Майнау еще держал в руках развернутые бумаги, намереваясь положить их обратно в письменный стол; при последних неслыханно дерзких словах старика он вдруг повернулся к нему; дамы опустили глаза при виде искаженного гневом прекрасного лица Майнау.

Гофмаршал не смутился, хотя внутренне страшно волновался, что видно было по выставленному вперед подбородку и по пальцам, судорожно сжимавшим пунцовый носовой платок.

— Могу ли я по крайней мере узнать, что побудило тебя к такому внезапному… государственному перевороту? — спросил он.

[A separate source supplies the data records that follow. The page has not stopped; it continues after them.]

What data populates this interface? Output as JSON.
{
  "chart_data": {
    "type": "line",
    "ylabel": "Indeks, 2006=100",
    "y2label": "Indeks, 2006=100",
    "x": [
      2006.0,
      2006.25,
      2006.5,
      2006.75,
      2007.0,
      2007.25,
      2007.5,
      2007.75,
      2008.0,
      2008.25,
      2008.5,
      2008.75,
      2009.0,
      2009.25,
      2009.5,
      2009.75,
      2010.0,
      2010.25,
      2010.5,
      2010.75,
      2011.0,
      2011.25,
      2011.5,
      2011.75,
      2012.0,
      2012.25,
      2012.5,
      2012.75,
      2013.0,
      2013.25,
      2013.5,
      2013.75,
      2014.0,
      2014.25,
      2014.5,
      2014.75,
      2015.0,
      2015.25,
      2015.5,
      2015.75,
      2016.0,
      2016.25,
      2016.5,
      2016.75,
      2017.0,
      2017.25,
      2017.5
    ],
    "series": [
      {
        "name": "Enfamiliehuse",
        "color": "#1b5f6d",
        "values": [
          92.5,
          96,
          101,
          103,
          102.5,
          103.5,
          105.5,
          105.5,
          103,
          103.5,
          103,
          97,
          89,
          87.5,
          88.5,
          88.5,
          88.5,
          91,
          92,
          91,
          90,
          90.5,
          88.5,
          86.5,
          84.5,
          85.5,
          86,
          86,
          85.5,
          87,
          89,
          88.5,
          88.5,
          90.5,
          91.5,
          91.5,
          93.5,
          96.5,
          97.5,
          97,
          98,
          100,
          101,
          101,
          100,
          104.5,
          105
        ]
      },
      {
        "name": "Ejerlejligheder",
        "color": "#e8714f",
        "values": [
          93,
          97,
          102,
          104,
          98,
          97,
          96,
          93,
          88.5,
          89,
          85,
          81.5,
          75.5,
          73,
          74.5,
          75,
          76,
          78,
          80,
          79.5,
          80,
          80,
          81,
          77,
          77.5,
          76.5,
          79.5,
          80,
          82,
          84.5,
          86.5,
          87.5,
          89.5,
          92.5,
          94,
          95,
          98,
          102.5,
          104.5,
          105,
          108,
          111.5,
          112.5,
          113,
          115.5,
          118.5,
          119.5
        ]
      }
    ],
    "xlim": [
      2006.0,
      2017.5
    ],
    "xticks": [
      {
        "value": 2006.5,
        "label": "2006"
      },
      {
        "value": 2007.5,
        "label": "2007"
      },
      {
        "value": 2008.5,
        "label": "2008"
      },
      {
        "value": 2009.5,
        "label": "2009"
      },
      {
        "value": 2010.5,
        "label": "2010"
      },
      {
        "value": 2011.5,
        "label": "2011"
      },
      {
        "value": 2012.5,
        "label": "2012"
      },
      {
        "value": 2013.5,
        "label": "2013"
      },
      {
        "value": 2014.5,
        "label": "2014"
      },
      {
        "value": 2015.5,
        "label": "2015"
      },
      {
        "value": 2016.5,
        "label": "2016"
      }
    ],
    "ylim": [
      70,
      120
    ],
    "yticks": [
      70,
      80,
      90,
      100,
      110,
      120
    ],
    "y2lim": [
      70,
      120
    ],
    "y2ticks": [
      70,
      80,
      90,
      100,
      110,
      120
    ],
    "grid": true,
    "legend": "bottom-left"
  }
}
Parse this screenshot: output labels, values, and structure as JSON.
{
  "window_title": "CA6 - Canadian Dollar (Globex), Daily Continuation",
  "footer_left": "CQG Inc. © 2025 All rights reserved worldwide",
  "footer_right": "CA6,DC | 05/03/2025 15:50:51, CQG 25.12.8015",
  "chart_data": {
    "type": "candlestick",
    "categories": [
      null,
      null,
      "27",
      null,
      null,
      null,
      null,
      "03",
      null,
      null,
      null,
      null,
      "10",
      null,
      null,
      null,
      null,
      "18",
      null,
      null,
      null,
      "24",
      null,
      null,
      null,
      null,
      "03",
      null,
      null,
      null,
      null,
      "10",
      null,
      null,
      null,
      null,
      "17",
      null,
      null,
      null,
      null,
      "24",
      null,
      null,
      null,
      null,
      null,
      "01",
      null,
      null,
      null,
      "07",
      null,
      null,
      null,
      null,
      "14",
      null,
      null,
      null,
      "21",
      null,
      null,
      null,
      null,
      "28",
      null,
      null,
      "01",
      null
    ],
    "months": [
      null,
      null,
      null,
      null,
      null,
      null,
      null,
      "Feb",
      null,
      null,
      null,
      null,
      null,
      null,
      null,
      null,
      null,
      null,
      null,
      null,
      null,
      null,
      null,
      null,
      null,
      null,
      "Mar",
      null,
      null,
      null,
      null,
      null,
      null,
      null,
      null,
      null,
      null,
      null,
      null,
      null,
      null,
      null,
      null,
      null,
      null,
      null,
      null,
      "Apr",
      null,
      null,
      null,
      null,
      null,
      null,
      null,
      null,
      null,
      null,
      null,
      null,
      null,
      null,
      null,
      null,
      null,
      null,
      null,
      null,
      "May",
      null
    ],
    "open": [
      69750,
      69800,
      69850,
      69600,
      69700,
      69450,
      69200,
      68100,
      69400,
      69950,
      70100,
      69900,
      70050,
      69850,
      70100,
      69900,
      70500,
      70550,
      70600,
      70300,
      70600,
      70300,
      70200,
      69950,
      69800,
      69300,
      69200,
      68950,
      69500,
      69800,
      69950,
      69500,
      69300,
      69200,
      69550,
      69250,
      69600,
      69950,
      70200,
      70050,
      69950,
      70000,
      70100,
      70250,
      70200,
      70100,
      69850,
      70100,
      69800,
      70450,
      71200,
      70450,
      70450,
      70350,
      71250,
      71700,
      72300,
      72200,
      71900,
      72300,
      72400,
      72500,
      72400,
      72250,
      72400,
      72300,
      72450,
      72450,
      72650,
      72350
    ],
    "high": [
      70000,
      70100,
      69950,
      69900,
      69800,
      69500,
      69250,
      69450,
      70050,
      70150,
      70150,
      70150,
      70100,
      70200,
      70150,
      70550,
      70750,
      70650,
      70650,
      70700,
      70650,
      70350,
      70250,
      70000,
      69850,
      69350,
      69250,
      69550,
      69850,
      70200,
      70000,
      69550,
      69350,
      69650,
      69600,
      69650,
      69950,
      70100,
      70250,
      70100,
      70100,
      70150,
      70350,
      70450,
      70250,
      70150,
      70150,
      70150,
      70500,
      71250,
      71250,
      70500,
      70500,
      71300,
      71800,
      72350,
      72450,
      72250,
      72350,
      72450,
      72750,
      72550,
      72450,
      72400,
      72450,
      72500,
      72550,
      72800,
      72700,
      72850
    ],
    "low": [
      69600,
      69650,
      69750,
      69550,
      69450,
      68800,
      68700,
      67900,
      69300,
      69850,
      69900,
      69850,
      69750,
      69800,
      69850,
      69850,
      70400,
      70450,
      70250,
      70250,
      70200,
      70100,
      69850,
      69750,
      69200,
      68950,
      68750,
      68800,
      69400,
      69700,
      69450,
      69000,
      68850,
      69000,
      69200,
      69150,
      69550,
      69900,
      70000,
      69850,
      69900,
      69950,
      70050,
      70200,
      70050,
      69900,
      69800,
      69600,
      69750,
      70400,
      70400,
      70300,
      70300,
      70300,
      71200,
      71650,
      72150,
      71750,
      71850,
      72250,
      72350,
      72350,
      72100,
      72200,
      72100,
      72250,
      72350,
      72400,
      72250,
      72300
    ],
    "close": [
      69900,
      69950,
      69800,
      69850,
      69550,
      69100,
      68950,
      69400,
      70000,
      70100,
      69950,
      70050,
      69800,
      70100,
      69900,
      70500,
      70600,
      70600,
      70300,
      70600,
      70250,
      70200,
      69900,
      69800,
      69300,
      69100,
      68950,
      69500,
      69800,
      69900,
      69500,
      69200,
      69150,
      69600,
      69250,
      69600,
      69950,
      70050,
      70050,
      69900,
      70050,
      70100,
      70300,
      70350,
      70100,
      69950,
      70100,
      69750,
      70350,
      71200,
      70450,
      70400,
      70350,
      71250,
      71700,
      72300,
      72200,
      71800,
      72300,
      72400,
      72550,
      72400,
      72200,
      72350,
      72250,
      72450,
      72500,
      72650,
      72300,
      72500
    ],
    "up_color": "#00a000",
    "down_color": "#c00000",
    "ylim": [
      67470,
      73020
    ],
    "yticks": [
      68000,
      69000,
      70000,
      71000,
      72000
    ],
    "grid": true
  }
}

— Ты сам бы мог ответить себе на это, дядя, — сказал Майнау, сдерживая гнев. — Я уезжаю надолго, как уж давно известно всем и каждому; баронесса едет в Рюдисдорф; она не будет больше заниматься с Лео. — Последние слова Майнау произнес с такою холодностью, что герцогиня подняла глаза и бросила торжествующий взгляд на молодую женщину, которая тихо и спокойно продолжала стоять на прежнем месте. — И что для меня всего важнее, — продолжал Майнау, — мы не можем требовать от господина священника, чтобы он и зимою также часто посещал Шенверт с целью давать Лео уроки закона Божия.

— Ну, уж этого я понять не могу, да, я думаю, ты и сам не веришь этой причине! Ты отлично знаешь, что его преподобие еще недавно предлагал преподавать Лео и другие предметы.

— О, это я хорошо помню, — сухо возразил Майнау, — но я так боюсь не правильного преподавания всеобщей и естественной истории, что ты найдешь весьма естественным, если я выскажу ему свою благодарность за такую доброту и такое самоотвержение.

— Господин барон! — воскликнул священник, вскочив с места.

— Что угодно вашему преподобию? — медленно спросил Майнау и смерил его гневным взглядом.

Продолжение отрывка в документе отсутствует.